TTF front-month settled at approximately EUR 43.8/MWh on Monday 15 June, down from EUR 49.69 on Thursday 11 June, a fall of roughly 12% over four calendar days that took the Dutch benchmark through its EUR 46-47 floor 1. TTF is the Title Transfer Facility, the Dutch virtual hub that sets Europe's reference wholesale gas price. The break came two days before the EU's pipeline-import ban binds on Wednesday 17 June, and it ran the wrong way for a supply squeeze: the prompt sold off into the deadline rather than bidding a premium ahead of it.
TTF had closed at EUR 50.83 on 8 June , its first settlement above EUR 50 since the 26 May fade, on re-priced Iran risk. The reversal since unwinds that bid and then some. EUR 50 had held as a diplomatic ceiling through May; the EUR 46-47 band had held as a floor across roughly 38 sessions until the 2 June range break to EUR 48.9 . Both levels are now gone, and the prompt sits where it last traded in early May.
The move matters because the consensus going into this week was that the deadline would bid the prompt, not break it.
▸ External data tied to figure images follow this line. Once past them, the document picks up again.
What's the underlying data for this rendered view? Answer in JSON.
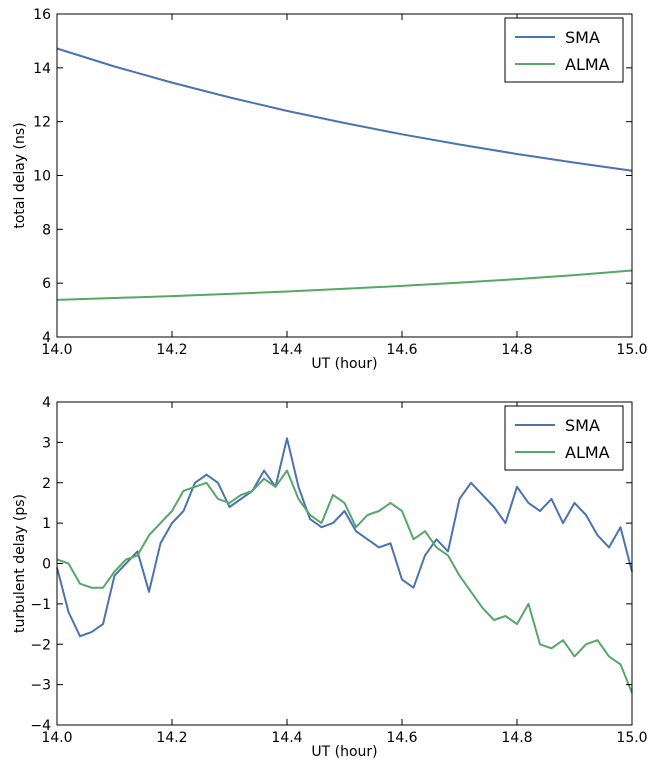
{
  "chart_data": [
    {
      "type": "line",
      "xlabel": "UT (hour)",
      "ylabel": "total delay (ns)",
      "xlim": [
        14.0,
        15.0
      ],
      "ylim": [
        4,
        16
      ],
      "xticks": [
        "14.0",
        "14.2",
        "14.4",
        "14.6",
        "14.8",
        "15.0"
      ],
      "yticks": [
        "4",
        "6",
        "8",
        "10",
        "12",
        "14",
        "16"
      ],
      "legend_position": "top-right",
      "grid": false,
      "series": [
        {
          "name": "SMA",
          "color": "#4c72b0",
          "x": [
            14.0,
            14.1,
            14.2,
            14.3,
            14.4,
            14.5,
            14.6,
            14.7,
            14.8,
            14.9,
            15.0
          ],
          "y": [
            14.72,
            14.05,
            13.45,
            12.9,
            12.4,
            11.95,
            11.53,
            11.15,
            10.8,
            10.48,
            10.18
          ]
        },
        {
          "name": "ALMA",
          "color": "#55a868",
          "x": [
            14.0,
            14.1,
            14.2,
            14.3,
            14.4,
            14.5,
            14.6,
            14.7,
            14.8,
            14.9,
            15.0
          ],
          "y": [
            5.38,
            5.45,
            5.52,
            5.6,
            5.69,
            5.79,
            5.9,
            6.02,
            6.15,
            6.3,
            6.47
          ]
        }
      ]
    },
    {
      "type": "line",
      "xlabel": "UT (hour)",
      "ylabel": "turbulent delay (ps)",
      "xlim": [
        14.0,
        15.0
      ],
      "ylim": [
        -4,
        4
      ],
      "xticks": [
        "14.0",
        "14.2",
        "14.4",
        "14.6",
        "14.8",
        "15.0"
      ],
      "yticks": [
        "−4",
        "−3",
        "−2",
        "−1",
        "0",
        "1",
        "2",
        "3",
        "4"
      ],
      "legend_position": "top-right",
      "grid": false,
      "series": [
        {
          "name": "SMA",
          "color": "#4c72b0",
          "x": [
            14.0,
            14.02,
            14.04,
            14.06,
            14.08,
            14.1,
            14.12,
            14.14,
            14.16,
            14.18,
            14.2,
            14.22,
            14.24,
            14.26,
            14.28,
            14.3,
            14.32,
            14.34,
            14.36,
            14.38,
            14.4,
            14.42,
            14.44,
            14.46,
            14.48,
            14.5,
            14.52,
            14.54,
            14.56,
            14.58,
            14.6,
            14.62,
            14.64,
            14.66,
            14.68,
            14.7,
            14.72,
            14.74,
            14.76,
            14.78,
            14.8,
            14.82,
            14.84,
            14.86,
            14.88,
            14.9,
            14.92,
            14.94,
            14.96,
            14.98,
            15.0
          ],
          "y": [
            -0.1,
            -1.2,
            -1.8,
            -1.7,
            -1.5,
            -0.3,
            0.0,
            0.3,
            -0.7,
            0.5,
            1.0,
            1.3,
            2.0,
            2.2,
            2.0,
            1.4,
            1.6,
            1.8,
            2.3,
            1.9,
            3.1,
            1.9,
            1.1,
            0.9,
            1.0,
            1.3,
            0.8,
            0.6,
            0.4,
            0.5,
            -0.4,
            -0.6,
            0.2,
            0.6,
            0.3,
            1.6,
            2.0,
            1.7,
            1.4,
            1.0,
            1.9,
            1.5,
            1.3,
            1.6,
            1.0,
            1.5,
            1.2,
            0.7,
            0.4,
            0.9,
            -0.2
          ]
        },
        {
          "name": "ALMA",
          "color": "#55a868",
          "x": [
            14.0,
            14.02,
            14.04,
            14.06,
            14.08,
            14.1,
            14.12,
            14.14,
            14.16,
            14.18,
            14.2,
            14.22,
            14.24,
            14.26,
            14.28,
            14.3,
            14.32,
            14.34,
            14.36,
            14.38,
            14.4,
            14.42,
            14.44,
            14.46,
            14.48,
            14.5,
            14.52,
            14.54,
            14.56,
            14.58,
            14.6,
            14.62,
            14.64,
            14.66,
            14.68,
            14.7,
            14.72,
            14.74,
            14.76,
            14.78,
            14.8,
            14.82,
            14.84,
            14.86,
            14.88,
            14.9,
            14.92,
            14.94,
            14.96,
            14.98,
            15.0
          ],
          "y": [
            0.1,
            0.0,
            -0.5,
            -0.6,
            -0.6,
            -0.2,
            0.1,
            0.2,
            0.7,
            1.0,
            1.3,
            1.8,
            1.9,
            2.0,
            1.6,
            1.5,
            1.7,
            1.8,
            2.1,
            1.9,
            2.3,
            1.6,
            1.2,
            1.0,
            1.7,
            1.5,
            0.9,
            1.2,
            1.3,
            1.5,
            1.3,
            0.6,
            0.8,
            0.4,
            0.2,
            -0.3,
            -0.7,
            -1.1,
            -1.4,
            -1.3,
            -1.5,
            -1.0,
            -2.0,
            -2.1,
            -1.9,
            -2.3,
            -2.0,
            -1.9,
            -2.3,
            -2.5,
            -3.2
          ]
        }
      ]
    }
  ]
}
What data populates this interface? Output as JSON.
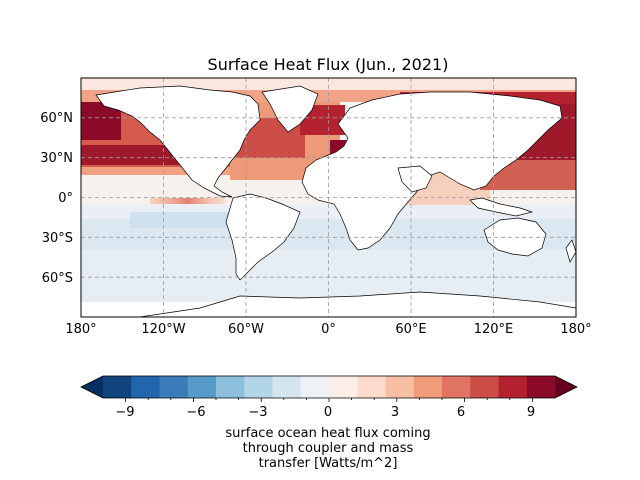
{
  "title": "Surface Heat Flux (Jun., 2021)",
  "map": {
    "projection": "PlateCarree",
    "lon_range": [
      -180,
      180
    ],
    "lat_range": [
      -90,
      90
    ],
    "grid": "dashed",
    "lon_ticks": [
      "180°",
      "120°W",
      "60°W",
      "0°",
      "60°E",
      "120°E",
      "180°"
    ],
    "lat_ticks": [
      "60°N",
      "30°N",
      "0°",
      "30°S",
      "60°S"
    ],
    "colormap": "RdBu_r",
    "land_color": "#ffffff",
    "coastline_color": "#000000"
  },
  "colorbar": {
    "ticks": [
      "−9",
      "−6",
      "−3",
      "0",
      "3",
      "6",
      "9"
    ],
    "tick_values": [
      -9,
      -6,
      -3,
      0,
      3,
      6,
      9
    ],
    "range": [
      -10,
      10
    ],
    "levels": 21,
    "extend": "both",
    "colors": [
      "#053061",
      "#11447c",
      "#2166ac",
      "#3a7bb9",
      "#569ac8",
      "#8bbfdc",
      "#b2d5e8",
      "#d4e5f0",
      "#eef2f5",
      "#fbeee6",
      "#fbdbcb",
      "#f7bfa3",
      "#f09c7b",
      "#e07361",
      "#cc4d48",
      "#b42230",
      "#8b0a27",
      "#67001f"
    ],
    "label_lines": [
      "surface ocean heat flux coming",
      "through coupler and mass",
      "transfer [Watts/m^2]"
    ]
  }
}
A benchmark falling 12% into the binding date is the market separating the regulation's headline from its enforceable reach. For a winter-Cal-26-long against summer-short desk, the strip inversion that FNB Gas called a broken refill mechanism still pays here, because the front fell faster than the back. The pre-ban sell-off is the clearest signal yet that the squeeze on European gas is not coming from the pipeline supply the regulation targets.